Mean arterial pressure (MAP), heart rate (HR), and aortic vascular resistance (AVR) were recorded in Wistar rats. HH was performed through blood withdrawal until a MAP of 60 mmHg was attained. Nanoinjections of saline (NaCl; 0.15 M; control group; n = 7), muscimol (4 mM; GABAergic agonist; muscimol group; n = 7), or propranolol (10 mM; non-selective β-adrenergic blocker; propranolol group; n = 7) in SFO were performed 10 min after the onset of blood withdrawal, followed by HSS infusion (NaCl; 3 M; 1.8 ml∙kg⁻¹) 20 min after the beginning of HH.

Results

Hypotension, bradycardia, and aortic vasoconstriction were observed in all groups During HH. Sodium overload reestablished MAP and HR while maintaining aortic vasoconstriction in the control group.
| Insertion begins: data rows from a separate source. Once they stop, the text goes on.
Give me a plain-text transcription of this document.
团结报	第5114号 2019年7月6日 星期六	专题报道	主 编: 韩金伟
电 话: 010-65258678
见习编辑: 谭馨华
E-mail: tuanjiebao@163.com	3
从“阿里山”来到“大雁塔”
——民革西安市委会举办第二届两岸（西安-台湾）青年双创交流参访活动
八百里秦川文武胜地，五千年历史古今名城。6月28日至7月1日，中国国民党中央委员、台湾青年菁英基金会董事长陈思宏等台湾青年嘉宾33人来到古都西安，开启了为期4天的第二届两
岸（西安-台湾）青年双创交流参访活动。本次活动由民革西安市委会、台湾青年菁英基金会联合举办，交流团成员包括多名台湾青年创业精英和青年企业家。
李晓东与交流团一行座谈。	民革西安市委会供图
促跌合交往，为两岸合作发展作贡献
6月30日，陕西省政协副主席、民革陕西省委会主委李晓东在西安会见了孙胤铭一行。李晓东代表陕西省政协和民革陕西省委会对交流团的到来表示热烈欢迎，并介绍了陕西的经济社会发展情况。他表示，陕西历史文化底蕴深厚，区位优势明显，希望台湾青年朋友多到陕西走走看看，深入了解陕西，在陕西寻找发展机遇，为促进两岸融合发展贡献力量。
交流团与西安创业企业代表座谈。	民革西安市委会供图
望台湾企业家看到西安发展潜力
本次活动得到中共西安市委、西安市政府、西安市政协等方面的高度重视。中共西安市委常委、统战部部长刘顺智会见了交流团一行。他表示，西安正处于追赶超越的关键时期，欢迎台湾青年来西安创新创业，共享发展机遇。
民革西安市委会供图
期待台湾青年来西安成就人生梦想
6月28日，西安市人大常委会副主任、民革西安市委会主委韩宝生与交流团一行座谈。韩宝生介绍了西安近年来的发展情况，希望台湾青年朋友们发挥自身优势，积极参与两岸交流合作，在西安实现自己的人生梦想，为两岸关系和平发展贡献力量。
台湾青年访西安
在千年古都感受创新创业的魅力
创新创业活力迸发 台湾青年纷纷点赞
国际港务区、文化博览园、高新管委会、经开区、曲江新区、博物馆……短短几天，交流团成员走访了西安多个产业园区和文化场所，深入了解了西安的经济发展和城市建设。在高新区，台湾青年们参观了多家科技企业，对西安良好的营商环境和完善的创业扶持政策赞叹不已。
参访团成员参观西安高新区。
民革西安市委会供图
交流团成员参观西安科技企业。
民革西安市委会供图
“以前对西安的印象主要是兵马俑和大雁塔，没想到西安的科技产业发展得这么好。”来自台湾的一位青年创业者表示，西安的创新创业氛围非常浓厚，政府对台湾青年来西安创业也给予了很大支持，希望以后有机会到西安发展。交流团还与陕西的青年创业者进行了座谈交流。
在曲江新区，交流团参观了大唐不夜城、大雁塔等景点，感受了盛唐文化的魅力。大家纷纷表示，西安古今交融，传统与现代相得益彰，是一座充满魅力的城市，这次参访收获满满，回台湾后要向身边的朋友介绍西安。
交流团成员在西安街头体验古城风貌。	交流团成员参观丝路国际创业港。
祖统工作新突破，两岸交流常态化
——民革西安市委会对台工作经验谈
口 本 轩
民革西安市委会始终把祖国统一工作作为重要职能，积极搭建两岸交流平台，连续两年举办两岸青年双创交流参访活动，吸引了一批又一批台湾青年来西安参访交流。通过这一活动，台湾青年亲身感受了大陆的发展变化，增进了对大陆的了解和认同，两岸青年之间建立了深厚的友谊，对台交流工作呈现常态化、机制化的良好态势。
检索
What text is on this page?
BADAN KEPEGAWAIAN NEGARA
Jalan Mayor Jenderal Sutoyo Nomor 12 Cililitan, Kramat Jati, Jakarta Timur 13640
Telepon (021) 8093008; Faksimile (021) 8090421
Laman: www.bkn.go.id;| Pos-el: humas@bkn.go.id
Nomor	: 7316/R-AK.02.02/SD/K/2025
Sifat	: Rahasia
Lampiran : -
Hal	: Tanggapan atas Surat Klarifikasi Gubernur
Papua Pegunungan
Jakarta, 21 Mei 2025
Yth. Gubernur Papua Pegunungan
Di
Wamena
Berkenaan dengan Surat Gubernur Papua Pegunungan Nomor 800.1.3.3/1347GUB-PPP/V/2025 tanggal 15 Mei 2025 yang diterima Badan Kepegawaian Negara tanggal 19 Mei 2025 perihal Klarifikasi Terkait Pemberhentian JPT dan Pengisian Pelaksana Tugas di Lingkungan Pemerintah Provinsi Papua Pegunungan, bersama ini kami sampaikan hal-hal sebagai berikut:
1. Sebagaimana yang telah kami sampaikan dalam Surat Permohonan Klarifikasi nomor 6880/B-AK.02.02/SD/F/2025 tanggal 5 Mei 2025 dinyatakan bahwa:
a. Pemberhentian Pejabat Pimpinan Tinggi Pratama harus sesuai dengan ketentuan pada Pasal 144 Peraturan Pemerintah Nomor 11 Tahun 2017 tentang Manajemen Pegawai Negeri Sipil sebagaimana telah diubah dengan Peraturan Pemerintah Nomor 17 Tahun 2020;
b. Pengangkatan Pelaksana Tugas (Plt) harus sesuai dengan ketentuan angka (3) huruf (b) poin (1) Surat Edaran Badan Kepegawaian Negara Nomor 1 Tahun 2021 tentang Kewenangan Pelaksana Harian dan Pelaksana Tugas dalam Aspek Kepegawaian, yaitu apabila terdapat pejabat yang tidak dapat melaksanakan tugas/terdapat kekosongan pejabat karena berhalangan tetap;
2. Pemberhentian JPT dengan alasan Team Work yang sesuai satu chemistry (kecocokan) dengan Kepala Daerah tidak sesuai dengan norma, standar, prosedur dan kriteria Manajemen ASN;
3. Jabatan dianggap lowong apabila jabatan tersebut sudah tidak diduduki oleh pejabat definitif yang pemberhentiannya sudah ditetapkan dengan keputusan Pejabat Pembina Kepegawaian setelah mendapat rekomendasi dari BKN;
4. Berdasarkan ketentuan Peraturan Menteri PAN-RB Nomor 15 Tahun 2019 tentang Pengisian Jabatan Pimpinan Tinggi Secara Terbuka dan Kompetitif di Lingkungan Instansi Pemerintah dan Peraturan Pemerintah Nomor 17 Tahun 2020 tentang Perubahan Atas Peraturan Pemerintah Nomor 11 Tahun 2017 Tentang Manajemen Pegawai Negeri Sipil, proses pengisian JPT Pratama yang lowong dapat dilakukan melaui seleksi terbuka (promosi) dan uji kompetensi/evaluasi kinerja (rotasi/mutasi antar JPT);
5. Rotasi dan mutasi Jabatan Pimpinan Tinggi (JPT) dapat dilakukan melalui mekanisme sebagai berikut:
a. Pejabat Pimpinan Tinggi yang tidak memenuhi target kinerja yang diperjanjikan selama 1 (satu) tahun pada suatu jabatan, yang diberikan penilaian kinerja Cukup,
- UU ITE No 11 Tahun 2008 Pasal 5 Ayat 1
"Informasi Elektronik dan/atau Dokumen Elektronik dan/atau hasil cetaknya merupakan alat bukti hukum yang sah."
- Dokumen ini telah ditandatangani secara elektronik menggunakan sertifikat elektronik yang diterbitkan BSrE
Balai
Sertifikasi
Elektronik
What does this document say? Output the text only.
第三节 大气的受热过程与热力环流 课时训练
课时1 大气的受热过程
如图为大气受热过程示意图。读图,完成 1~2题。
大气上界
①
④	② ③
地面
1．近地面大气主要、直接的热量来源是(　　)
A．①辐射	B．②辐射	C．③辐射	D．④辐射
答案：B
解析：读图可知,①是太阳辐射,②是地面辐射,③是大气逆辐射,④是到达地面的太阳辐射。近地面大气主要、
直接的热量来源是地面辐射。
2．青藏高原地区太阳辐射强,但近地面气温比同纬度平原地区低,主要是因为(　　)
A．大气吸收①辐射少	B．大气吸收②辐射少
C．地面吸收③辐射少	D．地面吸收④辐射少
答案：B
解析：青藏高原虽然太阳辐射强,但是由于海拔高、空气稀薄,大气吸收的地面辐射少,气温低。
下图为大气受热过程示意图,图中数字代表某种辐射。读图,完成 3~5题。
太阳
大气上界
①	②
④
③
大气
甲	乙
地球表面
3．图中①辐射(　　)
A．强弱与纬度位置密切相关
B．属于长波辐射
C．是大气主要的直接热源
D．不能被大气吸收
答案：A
Activation of GABA A receptors or β-adrenergic receptor blockade in the SFO prevents HSS-induced recovery of MAP and HR. In addition, maintenance of aortic vasoconstriction induced by HSS infusion was abolished by SFO inhibition.

Conclusions

The results suggest that the integrity of SFO neurons and β-adrenergic neurotransmission are essential for cardiovascular recovery promoted by sodium overload in hemorrhagic rats.